Today at Stanford, my 9 am first-year class on Visual Rhetoric across the Globe connected one last time with Anders Eriksson's Rhetoric B class at the University of Orebro, Sweden. It was quite fruitful to have three consecutive connections, with the students working in the same groups each time. With this pedagogical plan, students were able to get to know each other well, develop concrete strategies for communicating across cultural differences and timezones, and know what to expect.

We structured the three connections as a progression - For the first conference, students brought in cultural artifacts and discussed images of culture found on the academic website of each institution (see the lesson plan and workshop page). Next the students composed blog posts with their own photos and discussed doxa, or the cultural values embedded in the nexus of the social fabric as captured through visual texts (as explained in the lesson plan here). Finally, the students created their own visual arguments, making montages or translations of their written argument to communicate in a visual language across cultures and discursive conventions (go to lesson plan).

The American University of Cairo, in Egypt, joined us for video-conference 2, and we had a powerful three-way sharing of perspectives on lifestyles, clothing practices, food preferences, and academic environments.

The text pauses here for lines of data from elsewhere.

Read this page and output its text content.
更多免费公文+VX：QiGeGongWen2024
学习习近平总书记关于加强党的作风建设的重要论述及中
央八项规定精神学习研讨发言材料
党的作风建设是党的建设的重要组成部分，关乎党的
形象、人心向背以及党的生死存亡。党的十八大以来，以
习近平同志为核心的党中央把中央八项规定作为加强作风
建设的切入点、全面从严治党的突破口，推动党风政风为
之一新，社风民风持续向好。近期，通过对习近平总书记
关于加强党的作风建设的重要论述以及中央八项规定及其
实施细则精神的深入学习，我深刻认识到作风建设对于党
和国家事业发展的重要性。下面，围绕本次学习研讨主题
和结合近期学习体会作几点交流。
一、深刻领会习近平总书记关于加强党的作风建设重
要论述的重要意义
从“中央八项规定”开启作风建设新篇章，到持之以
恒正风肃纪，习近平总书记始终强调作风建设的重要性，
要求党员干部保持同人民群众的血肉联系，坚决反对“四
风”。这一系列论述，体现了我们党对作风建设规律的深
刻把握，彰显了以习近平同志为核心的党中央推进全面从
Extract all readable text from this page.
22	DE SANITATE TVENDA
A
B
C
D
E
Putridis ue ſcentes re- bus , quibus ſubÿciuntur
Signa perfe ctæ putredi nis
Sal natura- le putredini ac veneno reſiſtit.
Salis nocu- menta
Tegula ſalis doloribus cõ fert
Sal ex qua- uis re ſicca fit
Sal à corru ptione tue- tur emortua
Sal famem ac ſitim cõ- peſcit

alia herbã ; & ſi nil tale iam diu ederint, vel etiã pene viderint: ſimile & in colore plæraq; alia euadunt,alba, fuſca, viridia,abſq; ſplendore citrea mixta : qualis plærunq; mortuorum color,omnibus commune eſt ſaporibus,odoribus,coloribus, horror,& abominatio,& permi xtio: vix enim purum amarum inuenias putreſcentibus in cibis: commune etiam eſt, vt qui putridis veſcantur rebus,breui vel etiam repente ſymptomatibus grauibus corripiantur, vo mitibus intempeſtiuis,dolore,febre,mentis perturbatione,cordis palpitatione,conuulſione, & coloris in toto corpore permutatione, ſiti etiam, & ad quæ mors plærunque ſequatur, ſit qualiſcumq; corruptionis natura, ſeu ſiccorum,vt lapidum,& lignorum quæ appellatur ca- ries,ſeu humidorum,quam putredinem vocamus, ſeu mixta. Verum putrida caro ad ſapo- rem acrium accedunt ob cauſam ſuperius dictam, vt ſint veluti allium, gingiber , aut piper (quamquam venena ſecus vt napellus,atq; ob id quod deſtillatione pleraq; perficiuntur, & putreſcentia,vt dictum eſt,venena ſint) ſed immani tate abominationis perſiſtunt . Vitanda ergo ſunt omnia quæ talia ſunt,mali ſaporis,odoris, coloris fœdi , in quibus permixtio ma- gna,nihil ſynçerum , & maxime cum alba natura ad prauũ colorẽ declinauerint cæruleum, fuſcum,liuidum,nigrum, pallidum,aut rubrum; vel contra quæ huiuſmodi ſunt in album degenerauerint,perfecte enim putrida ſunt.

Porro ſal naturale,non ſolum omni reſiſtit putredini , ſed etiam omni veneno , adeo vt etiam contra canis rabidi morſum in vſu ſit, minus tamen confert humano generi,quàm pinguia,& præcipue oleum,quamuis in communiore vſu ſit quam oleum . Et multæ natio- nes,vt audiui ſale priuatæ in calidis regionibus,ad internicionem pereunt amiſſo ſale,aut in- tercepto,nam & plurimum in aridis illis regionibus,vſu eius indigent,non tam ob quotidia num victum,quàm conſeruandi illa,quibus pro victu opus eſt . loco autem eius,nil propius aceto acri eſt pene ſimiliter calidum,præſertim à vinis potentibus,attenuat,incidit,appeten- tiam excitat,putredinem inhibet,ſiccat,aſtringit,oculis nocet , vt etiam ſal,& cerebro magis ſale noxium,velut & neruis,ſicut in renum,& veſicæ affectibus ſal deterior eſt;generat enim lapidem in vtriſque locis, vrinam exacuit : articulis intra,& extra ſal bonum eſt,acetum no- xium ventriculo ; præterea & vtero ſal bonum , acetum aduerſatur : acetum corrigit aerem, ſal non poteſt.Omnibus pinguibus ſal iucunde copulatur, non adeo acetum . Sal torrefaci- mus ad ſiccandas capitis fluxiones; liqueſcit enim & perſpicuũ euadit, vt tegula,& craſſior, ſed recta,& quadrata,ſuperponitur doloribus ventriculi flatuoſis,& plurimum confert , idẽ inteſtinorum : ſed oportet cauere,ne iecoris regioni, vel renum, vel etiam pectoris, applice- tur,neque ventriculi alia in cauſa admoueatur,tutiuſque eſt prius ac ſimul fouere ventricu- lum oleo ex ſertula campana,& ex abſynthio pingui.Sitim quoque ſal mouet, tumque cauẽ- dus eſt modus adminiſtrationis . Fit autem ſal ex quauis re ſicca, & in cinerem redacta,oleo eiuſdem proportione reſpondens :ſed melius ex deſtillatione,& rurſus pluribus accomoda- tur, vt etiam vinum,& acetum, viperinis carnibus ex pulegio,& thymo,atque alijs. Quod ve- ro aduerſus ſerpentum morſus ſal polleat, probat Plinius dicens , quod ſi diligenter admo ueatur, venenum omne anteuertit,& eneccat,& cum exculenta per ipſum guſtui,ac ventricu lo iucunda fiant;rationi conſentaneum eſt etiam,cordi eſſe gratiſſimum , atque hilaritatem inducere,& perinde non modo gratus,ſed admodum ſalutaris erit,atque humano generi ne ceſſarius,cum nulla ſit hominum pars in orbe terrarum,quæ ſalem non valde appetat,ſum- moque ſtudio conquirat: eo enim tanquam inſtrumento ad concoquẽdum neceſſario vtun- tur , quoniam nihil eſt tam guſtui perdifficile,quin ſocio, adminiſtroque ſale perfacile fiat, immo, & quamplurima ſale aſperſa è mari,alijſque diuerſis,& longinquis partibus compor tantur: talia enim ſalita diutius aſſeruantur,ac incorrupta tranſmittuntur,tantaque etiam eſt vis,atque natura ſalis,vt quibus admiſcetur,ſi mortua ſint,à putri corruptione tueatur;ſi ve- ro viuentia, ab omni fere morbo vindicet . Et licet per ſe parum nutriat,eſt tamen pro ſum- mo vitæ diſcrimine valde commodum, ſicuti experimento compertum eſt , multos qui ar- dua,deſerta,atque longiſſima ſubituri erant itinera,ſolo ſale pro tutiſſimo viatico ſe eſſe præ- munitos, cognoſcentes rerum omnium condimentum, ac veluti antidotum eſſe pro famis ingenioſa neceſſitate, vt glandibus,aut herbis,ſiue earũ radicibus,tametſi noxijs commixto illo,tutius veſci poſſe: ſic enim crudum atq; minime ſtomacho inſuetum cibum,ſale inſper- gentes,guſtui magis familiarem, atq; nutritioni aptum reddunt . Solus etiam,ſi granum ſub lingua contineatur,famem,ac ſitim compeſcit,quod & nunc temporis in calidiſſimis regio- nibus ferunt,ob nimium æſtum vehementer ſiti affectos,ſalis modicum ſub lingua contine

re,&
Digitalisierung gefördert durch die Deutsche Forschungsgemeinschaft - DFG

Each time, the video-conference culminated with project-based leanring: the students had to create a text TOGETHER, as a globally distributed team. First: a collaborative team name and image; second, a ad brochure for their team (imagining they were hired to launch a student travel company), and third, today, a visual representation of what they learn in CCR iself - how can they create an image that might inform other students and persuade others why this kind of global learning through technology matters?

The students said they enjoyed today's final connection very much (see their blog comments), and you can see the final images they created in teams below - powerful learning and a very strong experience for all. As Gordon Brown recently stated at the TED conference, WE NEED new ways of global communication if this world is to get along -- to survive and thrive - and to help others. I am so thankful to Anders as well as to all the students at Orebro and here at Stanford for making this vision a reality in their hard work during these three videoconferences.

Group A - Artistotle on a Palm Pilot, in a Marratech connection, with the two books by the two profs!

ccr visual groupA.jpg.jpg

Group B - Combining one visual argument on President Hugo Chavez with an image of the Swedish King - evoking the 4th canon of rhetoric, MEMORY by going back to earlier discussions about the nature of the monarchy in Sweden

Untitled-2, Group B, Stanford.jpg

Group C - Moving from Cheese to Fish: a group name of Salmon Collaborations, how these sorts of connections are innovative (Salmon swimming upstream!)

group c ccr ad.jpg

Group D, building of today's icebreaker activity to share songs and traditions related to the holidays on both sides, chose to depict two Santas (one from Sweden and one appropriated by a soft-drink company), with a connecting train between them...

Final Image, Group D, Stanford.jpg

The students shared new understandings of pathos, ethos, logos, kairos, doxa, nomos, aptum, and the law of Jante. Looking forward to more connections - making this kind of learning possible for students.